Perbedaan itu setidaknya teridentifikasi dari empat aspek, yaitu kerumitan paragraf, panjang dan keragaman tingkat kalimat, tanda baca, serta kata-kata populer. Paragraf yang ditulis manusia cenderung lebih panjang dan kompleks.
Sementara makalah buatan AI memakai tanda baca yang tidak ada di makalah asli, seperti tanda seru. Peneliti juga menemukan sejumlah kesalahan faktual yang mencolok.

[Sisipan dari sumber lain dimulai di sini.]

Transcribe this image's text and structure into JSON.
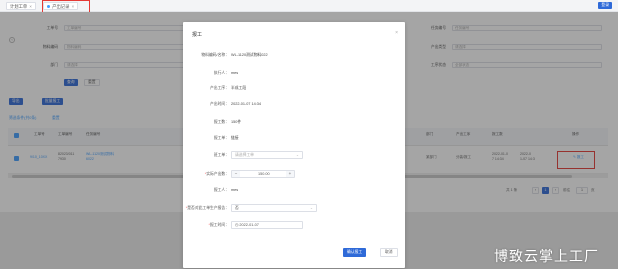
{
  "tabs": [
    {
      "label": "计划工单",
      "close": "×"
    },
    {
      "label": "产出记录",
      "close": "×"
    }
  ],
  "top_button": "登录",
  "filters": {
    "row1": {
      "label_left": "工单号",
      "placeholder_left": "工单编号",
      "label_right": "任务编号",
      "placeholder_right": "任务编号"
    },
    "row2": {
      "label_left": "物料编码",
      "placeholder_left": "物料编码",
      "label_right": "产出类型",
      "placeholder_right": "请选择"
    },
    "row3": {
      "label_left": "部门",
      "placeholder_left": "请选择",
      "label_right": "工序状态",
      "placeholder_right": "全部状态"
    }
  },
  "search_button": "查询",
  "reset_button": "重置",
  "collapse_icon": "‹",
  "toolbar": {
    "import": "导出",
    "batch": "批量报工",
    "filter_link": "筛选条件(共0条)",
    "reset_link": "重置"
  },
  "table": {
    "headers": [
      "工单号",
      "工单编号",
      "任务编号",
      "部门",
      "产出工序",
      "报工数",
      "操作"
    ],
    "row": {
      "col1": "9/10_10XX",
      "col2": "82023/011\n7930",
      "col3": "WL-1120测试物料\n6022",
      "col4": "某部门",
      "col5": "分装/报工",
      "col6": "2022-01-0\n7 14:34",
      "col7": "2022-0\n1-07 14:3",
      "action": "报工",
      "action_icon": "✎"
    }
  },
  "pager": {
    "total": "共 1 条",
    "page": "1",
    "goto": "前往",
    "goto_suffix": "页",
    "prev": "‹",
    "next": "›",
    "goto_value": "1"
  },
  "dialog": {
    "title": "报工",
    "close": "×",
    "fields": [
      {
        "label": "物料编码/名称：",
        "value": "WL-1120测试物料022"
      },
      {
        "label": "执行人：",
        "value": "mes"
      },
      {
        "label": "产出工序：",
        "value": "半成工段"
      },
      {
        "label": "产出时间：",
        "value": "2022-01-07 14:34"
      },
      {
        "label": "报工数：",
        "value": "150件"
      },
      {
        "label": "报工单：",
        "value": "链接"
      }
    ],
    "work_label": "班工单：",
    "work_placeholder": "请选择工单",
    "qty_label": "实际产出数：",
    "qty_value": "150.00",
    "qty_minus": "−",
    "qty_plus": "+",
    "reporter_label": "报工人：",
    "reporter_value": "mes",
    "last_label": "是否对此工单生产报告：",
    "last_value": "否",
    "date_label": "报工时间：",
    "date_value": "2022-01-07",
    "date_icon": "◷",
    "confirm": "确认报工",
    "cancel": "取消"
  },
  "watermark": "博致云掌上工厂"
}
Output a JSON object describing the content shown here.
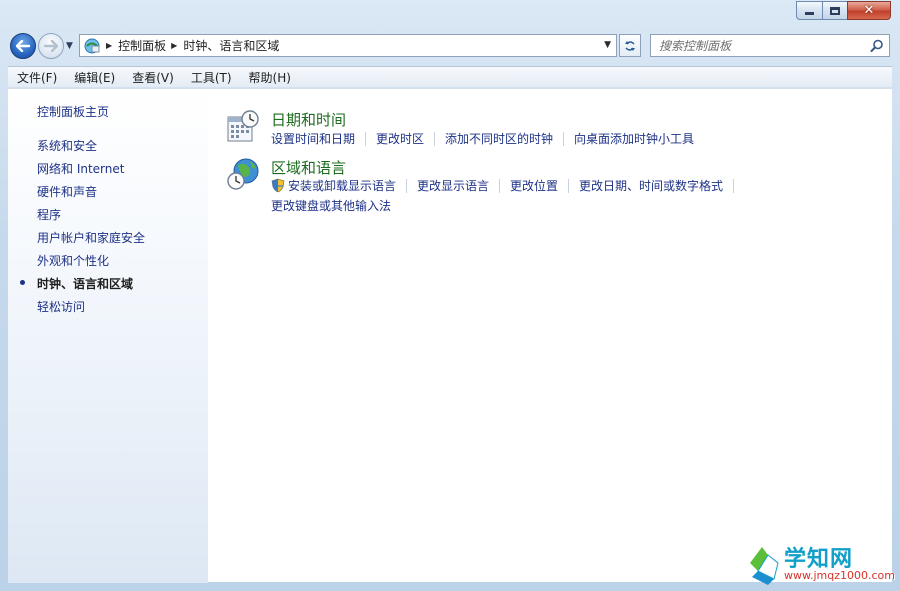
{
  "window": {
    "minimize_label": "minimize",
    "maximize_label": "maximize",
    "close_label": "close"
  },
  "address_bar": {
    "crumbs": [
      "控制面板",
      "时钟、语言和区域"
    ]
  },
  "search": {
    "placeholder": "搜索控制面板"
  },
  "menu": {
    "items": [
      "文件(F)",
      "编辑(E)",
      "查看(V)",
      "工具(T)",
      "帮助(H)"
    ]
  },
  "sidebar": {
    "home": "控制面板主页",
    "items": [
      {
        "label": "系统和安全",
        "active": false
      },
      {
        "label": "网络和 Internet",
        "active": false
      },
      {
        "label": "硬件和声音",
        "active": false
      },
      {
        "label": "程序",
        "active": false
      },
      {
        "label": "用户帐户和家庭安全",
        "active": false
      },
      {
        "label": "外观和个性化",
        "active": false
      },
      {
        "label": "时钟、语言和区域",
        "active": true
      },
      {
        "label": "轻松访问",
        "active": false
      }
    ]
  },
  "categories": [
    {
      "title": "日期和时间",
      "icon": "calendar-clock-icon",
      "tasks": [
        "设置时间和日期",
        "更改时区",
        "添加不同时区的时钟",
        "向桌面添加时钟小工具"
      ]
    },
    {
      "title": "区域和语言",
      "icon": "globe-clock-icon",
      "tasks": [
        "安装或卸载显示语言",
        "更改显示语言",
        "更改位置",
        "更改日期、时间或数字格式"
      ],
      "tasks_row2": [
        "更改键盘或其他输入法"
      ]
    }
  ],
  "watermark": {
    "title": "学知网",
    "url": "www.jmqz1000.com"
  },
  "colors": {
    "link": "#1e3287",
    "category_title": "#1e6d1e",
    "frame": "#c6d9ec"
  }
}
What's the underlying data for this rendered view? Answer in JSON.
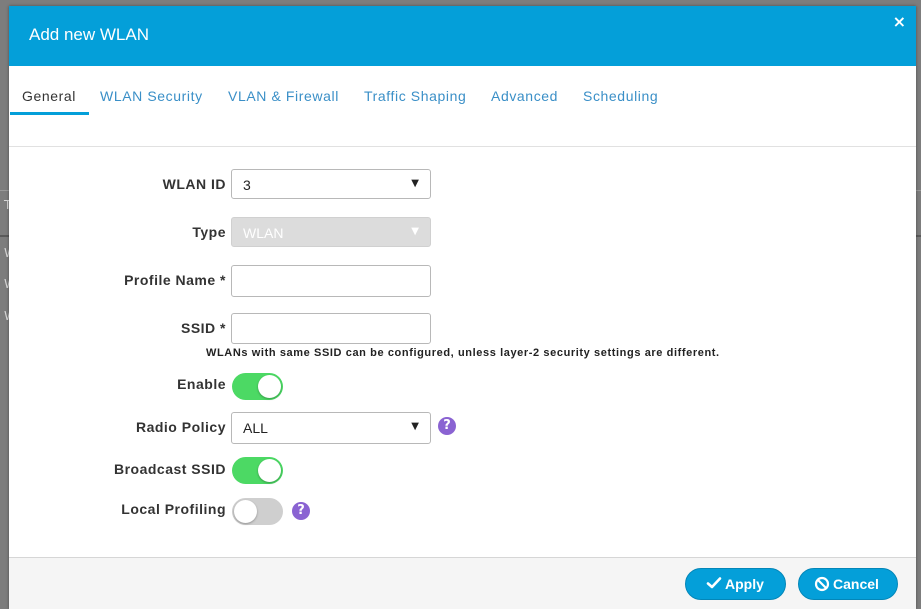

”Salah satu masalah terbesar adalah (ChatGPT) mengumpulkan teks dari banyak sumber dan tidak ada pemeriksaan akurasi apa pun. Akibatnya, membaca tulisan yang dihasilkan ChatGPT bisa seperti memainkan permainan dua kebenaran dan kebohongan,” ujar penulis utama studi tersebut, Heather Desaire, ahli kimia analitik di University of Kansas, dilansir dari Livescience.com, Minggu (11/6/2023).
Membaca tulisan yang dihasilkan ChatGPT bisa seperti memainkan permainan dua kebenaran dan kebohongan.
Program komputer ini diperlukan untuk membedakan makalah yang dihasilkan manusia dan AI. Sebab, manusia mungkin tidak begitu baik dalam menemukan perbedaannya secara manual. Namun, tetap dibutuhkan studi berskala lebih luas untuk membuat model yang lebih andal sehingga dapat menjaga integritas metode ilmiah dalam penulisan.
Di satu sisi, minat orang menggunakan kecerdasan buatan sangat tinggi. ChatGPT, produk teknologi berbasis AI generatif buatan OpenAI, misalnya, diperkirakan memiliki lebih dari 100 juta pengguna secara global.
Akan tetapi, di sisi lain, banyak juga yang mengkritik pemakaian chatbot ini. Beberapa di antaranya terkait plagiasi, akurasi, dan memicu kekhawatiran penyebaran berita palsu.
Sementara itu, Organisasi Pendidikan, Ilmu Pengetahuan, dan Kebudayaan Perserikatan Bangsa-Bangsa (UNESCO) menerbitkan makalah terkait rekomendasi tentang etika AI. Makalah ini menyarankan kerangka kerja prosedural untuk mengatasi dan memitigasi risiko yang mungkin timbul dalam penggunaan AI.
”Penting bagi kami untuk bertindak cepat guna memastikan bahwa orang dan organisasi siap untuk merancang serta menggunakan teknologi ini dan mengevaluasi dampaknya. Untuk melakukannya, kami menyediakan analisis yang jelas dan saran kebijakan berdasarkan rekomendasi UNESCO,” ujar Asisten Direktur Jenderal untuk Ilmu Sosial dan Kemanusiaan UNESCO Gabriela Ramos dikutip dari laman resmi UNESCO.
Di tengah meningkatnya kecemasan atas laju inovasi AI yang melampaui regulasi, rekomendasi UNESCO diharapkan berguna menjadi pemandu dalam pemanfaatan kecerdasan buatan. Apalagi, AI berpotensi disalahgunakan, termasuk untuk aksi kejahatan.